I have an old wooden stepladder that I keep in the shed. Last time I used it was to trim the ornamental grapevine on the verandah.
The other day I fetched it and placed it under a grey gum where I was mending a swing. Perhaps an hour later I went to fold it up and return it to the shed.
That’s when I noticed the bit of woody vine tendril stuck on one corner of the top step. I went to flick it off — but then it moved. It looped its way along the step, such dressed timber not allowing it to be as well camouflaged as it ought.
It had bark-like patches and twig-like knobs; it was beige and brown and grey, with tinges of pink and green — just like a living twig.
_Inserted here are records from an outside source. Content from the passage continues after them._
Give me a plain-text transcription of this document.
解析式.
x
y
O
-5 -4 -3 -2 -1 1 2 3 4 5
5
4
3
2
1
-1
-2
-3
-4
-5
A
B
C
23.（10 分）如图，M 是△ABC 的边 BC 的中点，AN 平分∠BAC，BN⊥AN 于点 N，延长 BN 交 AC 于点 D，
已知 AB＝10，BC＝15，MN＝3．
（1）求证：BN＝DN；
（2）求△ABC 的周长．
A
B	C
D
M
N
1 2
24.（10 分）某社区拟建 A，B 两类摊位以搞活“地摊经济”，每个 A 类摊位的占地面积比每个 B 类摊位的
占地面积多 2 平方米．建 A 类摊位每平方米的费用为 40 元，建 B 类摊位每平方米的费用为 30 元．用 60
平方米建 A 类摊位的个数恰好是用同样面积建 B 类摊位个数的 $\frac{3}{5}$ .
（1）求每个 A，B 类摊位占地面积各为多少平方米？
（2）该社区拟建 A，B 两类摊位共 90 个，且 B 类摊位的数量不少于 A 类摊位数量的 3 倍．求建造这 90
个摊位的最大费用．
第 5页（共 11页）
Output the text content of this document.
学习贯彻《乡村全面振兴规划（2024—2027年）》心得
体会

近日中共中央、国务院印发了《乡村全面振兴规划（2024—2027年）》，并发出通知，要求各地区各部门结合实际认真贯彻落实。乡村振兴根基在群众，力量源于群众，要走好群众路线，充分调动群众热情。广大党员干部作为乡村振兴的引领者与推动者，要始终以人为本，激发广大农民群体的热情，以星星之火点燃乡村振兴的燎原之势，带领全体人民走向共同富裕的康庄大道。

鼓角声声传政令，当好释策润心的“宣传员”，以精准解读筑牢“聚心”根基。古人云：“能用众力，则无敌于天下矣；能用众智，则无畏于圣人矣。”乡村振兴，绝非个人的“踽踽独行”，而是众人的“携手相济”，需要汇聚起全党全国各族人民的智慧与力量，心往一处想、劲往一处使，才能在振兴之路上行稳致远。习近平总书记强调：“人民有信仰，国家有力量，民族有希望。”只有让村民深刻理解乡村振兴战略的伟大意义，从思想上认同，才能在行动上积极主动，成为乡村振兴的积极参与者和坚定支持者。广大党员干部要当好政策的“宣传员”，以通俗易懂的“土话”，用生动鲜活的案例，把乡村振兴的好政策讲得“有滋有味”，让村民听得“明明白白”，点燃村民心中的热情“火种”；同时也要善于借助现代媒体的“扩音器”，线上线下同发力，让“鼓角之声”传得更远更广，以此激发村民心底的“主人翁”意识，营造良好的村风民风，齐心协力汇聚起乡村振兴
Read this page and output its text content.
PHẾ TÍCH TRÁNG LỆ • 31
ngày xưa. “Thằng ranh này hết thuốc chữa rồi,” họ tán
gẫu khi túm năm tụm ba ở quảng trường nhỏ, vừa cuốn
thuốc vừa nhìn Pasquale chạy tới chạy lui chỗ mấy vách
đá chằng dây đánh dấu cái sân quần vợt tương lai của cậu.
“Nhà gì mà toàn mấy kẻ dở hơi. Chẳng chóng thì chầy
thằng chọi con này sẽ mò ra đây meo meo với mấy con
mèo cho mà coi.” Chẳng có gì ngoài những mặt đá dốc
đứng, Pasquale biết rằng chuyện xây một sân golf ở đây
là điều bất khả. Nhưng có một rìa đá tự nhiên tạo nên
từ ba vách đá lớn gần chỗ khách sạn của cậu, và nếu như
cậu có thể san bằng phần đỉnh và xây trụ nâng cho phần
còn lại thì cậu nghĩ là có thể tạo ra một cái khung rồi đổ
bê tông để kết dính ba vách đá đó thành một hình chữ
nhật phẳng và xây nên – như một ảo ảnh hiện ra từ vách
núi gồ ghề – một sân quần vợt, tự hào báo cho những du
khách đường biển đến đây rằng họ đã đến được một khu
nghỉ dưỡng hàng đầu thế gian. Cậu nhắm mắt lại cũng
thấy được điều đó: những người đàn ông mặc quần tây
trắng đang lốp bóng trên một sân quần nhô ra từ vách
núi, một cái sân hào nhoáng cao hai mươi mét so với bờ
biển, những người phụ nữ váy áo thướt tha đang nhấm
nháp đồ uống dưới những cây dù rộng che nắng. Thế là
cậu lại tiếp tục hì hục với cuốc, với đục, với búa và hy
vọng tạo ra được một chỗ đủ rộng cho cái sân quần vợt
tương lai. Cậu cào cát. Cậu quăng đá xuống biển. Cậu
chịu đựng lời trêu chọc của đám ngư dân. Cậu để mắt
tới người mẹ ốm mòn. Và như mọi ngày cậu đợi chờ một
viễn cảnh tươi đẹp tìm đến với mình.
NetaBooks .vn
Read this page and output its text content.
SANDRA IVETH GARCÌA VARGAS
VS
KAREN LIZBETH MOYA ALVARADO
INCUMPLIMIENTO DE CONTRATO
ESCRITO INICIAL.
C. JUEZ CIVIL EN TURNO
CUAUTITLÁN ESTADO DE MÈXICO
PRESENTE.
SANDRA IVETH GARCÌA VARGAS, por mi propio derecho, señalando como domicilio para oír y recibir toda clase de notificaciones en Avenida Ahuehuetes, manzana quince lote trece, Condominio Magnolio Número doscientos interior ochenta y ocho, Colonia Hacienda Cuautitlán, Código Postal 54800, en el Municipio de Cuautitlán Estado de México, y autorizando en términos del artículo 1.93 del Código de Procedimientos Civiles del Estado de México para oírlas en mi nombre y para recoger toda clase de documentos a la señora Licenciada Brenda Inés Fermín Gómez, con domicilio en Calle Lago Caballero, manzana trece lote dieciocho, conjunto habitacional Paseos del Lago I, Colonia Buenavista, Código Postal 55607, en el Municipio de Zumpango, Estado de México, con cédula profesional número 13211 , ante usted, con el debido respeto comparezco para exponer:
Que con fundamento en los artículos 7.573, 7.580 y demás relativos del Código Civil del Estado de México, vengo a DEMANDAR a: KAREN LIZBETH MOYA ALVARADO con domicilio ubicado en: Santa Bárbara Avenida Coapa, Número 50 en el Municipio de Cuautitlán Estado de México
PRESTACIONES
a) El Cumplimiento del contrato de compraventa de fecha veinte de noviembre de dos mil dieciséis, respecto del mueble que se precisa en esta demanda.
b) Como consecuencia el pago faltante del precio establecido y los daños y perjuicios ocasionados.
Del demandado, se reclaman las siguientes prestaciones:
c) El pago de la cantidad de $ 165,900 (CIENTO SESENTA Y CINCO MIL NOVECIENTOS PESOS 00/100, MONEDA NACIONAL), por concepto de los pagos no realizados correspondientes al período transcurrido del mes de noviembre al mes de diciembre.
An amazing little creature.
When it raised its head to suss out where to go next, it was almost rabbit-like with such thick antennae and a sloped face; but the rest of it was more caterpillar-ish, with three pairs of feet at the front and then a long stretch — the loopy part — before the end, where there seemed to be several pairs of feet separated by a sort of velcro gap.
But I could only catch glimpses of this occasionally; I could have sworn I saw blue under there — blue velcro? Or had its velcro picked up one of the very rare dots of old blue paint from the ladder?
It would appear to be a caterpillar of some moth of the family Geometridae, according to my Animals in Disguise book by Paul Zborowski.
I said it ‘looped’ along, but I could have said it inched along. Not surprisingly then, their common names are Inch Worms or Loop Caterpillars.
I could only assume it had fallen from the branches above; when I placed it on the rough bark of the trunk, it stood out straight like a twig, but soon dropped to the leaf litter at the base, where it looked much more at home. Just look at those markings!